(438d) Towards the Generation of a Predictive Model of Protein Desorption Behavior

An important consideration during the storage and delivery of biologically active therapeutic agents is the interaction of protein molecules with the various surfaces present in the delivery device. In a pre-filled system, these therapeutic proteins encounter such solid/liquid interfaces, often for extended periods of time under sub-optimal conditions. Due to the intrinsic surface-activity of proteins, spontaneous adsorption can occur, and due to surface-related events discussed below, conformational unfolding, activity loss, and population of non-native, aggregate-prone states may results, ultimately compromising the clinical safety and efficacy of the therapeutic. A central paradigm that underpins our understanding of protein adsorption is that bound proteins tend to denature, and these non-native, perturbed structures are likely stabilized through the loss of α-helices with the concomitant formation of intermolecular b-sheets. It is believed that these unfolding events on the surface have a significant effect on the subsequent desorption behavior of these proteins. An equally important determinant of desorption behavior is related to protein/surface affinity and structuring and orientation of the adsorbed protein layer. The goal of this research is to understand the impact of each of these aforementioned parameters on desorption behavior, and to define a general rule to predict this behavior given specific system parameters.
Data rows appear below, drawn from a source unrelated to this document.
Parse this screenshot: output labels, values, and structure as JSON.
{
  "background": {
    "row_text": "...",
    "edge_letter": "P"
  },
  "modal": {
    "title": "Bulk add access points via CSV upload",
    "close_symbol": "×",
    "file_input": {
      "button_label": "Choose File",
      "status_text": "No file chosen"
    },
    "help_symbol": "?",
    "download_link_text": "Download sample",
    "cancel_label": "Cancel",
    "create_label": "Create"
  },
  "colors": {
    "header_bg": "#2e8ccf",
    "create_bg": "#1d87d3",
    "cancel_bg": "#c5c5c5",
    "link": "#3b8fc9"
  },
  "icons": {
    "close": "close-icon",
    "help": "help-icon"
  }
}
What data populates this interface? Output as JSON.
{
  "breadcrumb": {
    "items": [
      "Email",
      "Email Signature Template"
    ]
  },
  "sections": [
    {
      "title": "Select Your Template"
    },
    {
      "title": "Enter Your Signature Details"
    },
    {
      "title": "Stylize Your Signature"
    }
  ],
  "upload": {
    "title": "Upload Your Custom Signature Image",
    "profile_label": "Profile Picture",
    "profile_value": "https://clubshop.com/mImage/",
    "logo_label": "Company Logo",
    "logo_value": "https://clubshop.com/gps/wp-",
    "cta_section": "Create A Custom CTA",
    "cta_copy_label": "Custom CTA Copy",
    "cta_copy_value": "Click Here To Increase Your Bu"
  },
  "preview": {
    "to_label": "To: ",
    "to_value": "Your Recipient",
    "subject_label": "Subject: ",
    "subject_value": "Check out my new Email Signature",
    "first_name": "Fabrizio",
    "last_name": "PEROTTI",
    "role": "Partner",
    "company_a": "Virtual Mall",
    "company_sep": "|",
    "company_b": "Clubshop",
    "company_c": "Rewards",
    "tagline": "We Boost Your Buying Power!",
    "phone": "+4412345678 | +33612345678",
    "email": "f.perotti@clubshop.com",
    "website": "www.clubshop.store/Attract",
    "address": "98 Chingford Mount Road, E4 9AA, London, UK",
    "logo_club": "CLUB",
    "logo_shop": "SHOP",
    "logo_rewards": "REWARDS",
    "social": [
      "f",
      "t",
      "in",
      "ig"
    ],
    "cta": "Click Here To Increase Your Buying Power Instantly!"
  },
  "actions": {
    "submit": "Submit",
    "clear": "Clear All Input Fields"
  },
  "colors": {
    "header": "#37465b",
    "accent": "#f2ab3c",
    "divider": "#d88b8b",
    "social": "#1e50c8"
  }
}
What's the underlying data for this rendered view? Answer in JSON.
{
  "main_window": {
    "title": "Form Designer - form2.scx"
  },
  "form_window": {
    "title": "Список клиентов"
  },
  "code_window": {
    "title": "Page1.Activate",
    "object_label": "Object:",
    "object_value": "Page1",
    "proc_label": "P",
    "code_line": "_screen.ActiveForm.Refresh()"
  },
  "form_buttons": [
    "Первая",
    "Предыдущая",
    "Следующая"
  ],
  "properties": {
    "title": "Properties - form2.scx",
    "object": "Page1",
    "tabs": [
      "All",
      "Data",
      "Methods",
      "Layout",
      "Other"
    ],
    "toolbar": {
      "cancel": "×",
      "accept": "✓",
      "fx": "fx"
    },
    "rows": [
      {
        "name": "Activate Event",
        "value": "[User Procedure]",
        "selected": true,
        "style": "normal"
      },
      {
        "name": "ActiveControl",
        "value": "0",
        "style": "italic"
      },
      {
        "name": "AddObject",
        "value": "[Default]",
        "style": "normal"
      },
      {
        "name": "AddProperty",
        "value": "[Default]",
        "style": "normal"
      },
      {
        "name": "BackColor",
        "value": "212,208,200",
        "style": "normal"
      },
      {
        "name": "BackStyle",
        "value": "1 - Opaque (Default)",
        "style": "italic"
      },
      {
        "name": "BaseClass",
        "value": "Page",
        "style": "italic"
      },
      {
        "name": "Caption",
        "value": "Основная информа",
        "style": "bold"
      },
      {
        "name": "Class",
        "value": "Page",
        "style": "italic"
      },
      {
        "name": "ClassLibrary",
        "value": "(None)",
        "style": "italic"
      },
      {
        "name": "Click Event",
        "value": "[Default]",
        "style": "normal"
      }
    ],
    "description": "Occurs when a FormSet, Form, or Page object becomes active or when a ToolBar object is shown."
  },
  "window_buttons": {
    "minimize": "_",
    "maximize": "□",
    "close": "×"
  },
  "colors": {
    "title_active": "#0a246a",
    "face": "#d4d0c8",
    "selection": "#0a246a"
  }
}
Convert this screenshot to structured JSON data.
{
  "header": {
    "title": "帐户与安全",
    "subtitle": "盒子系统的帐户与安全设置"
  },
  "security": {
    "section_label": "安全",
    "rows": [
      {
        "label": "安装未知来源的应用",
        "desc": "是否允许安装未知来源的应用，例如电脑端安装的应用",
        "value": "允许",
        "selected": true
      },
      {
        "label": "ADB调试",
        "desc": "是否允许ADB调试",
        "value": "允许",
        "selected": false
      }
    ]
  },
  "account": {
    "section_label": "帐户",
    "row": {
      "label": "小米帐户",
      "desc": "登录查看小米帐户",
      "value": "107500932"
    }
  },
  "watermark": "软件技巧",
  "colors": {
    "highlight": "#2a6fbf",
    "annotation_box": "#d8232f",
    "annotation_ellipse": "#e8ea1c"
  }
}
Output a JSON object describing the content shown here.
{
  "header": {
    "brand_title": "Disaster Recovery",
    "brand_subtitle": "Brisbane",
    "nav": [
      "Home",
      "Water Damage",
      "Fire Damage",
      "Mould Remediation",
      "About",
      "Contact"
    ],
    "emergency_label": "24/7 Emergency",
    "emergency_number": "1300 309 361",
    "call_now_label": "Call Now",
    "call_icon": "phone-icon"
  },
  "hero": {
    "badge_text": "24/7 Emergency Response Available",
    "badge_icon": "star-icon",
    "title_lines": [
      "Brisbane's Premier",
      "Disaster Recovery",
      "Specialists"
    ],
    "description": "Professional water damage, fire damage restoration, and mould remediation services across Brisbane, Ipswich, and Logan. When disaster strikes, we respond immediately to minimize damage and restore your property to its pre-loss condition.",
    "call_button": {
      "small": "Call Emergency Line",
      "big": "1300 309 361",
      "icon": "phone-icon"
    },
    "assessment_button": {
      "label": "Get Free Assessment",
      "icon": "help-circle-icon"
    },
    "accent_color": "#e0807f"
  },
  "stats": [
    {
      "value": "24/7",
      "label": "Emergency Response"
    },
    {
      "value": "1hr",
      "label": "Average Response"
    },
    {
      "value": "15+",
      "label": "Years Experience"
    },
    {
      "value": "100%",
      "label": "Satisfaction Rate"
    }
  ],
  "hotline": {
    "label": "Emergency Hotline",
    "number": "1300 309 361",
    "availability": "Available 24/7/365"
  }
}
To this end, we screen the adsorption, desorption and secondary structure behavior of various model proteins of varying size, structure and structural stability, on nanoparticles surfaces on varying levels of hydrophobicity, as a function of surface coverage. Our results indicate that for hydrophilic surfaces, parameters related to the Langmuir adsorption isotherm are fairly good predictors of desorption behavior, and that structural unfolding on the surface, albeit important in determining characteristics of the adsorbed layer, has little impact on determining desorption behavior.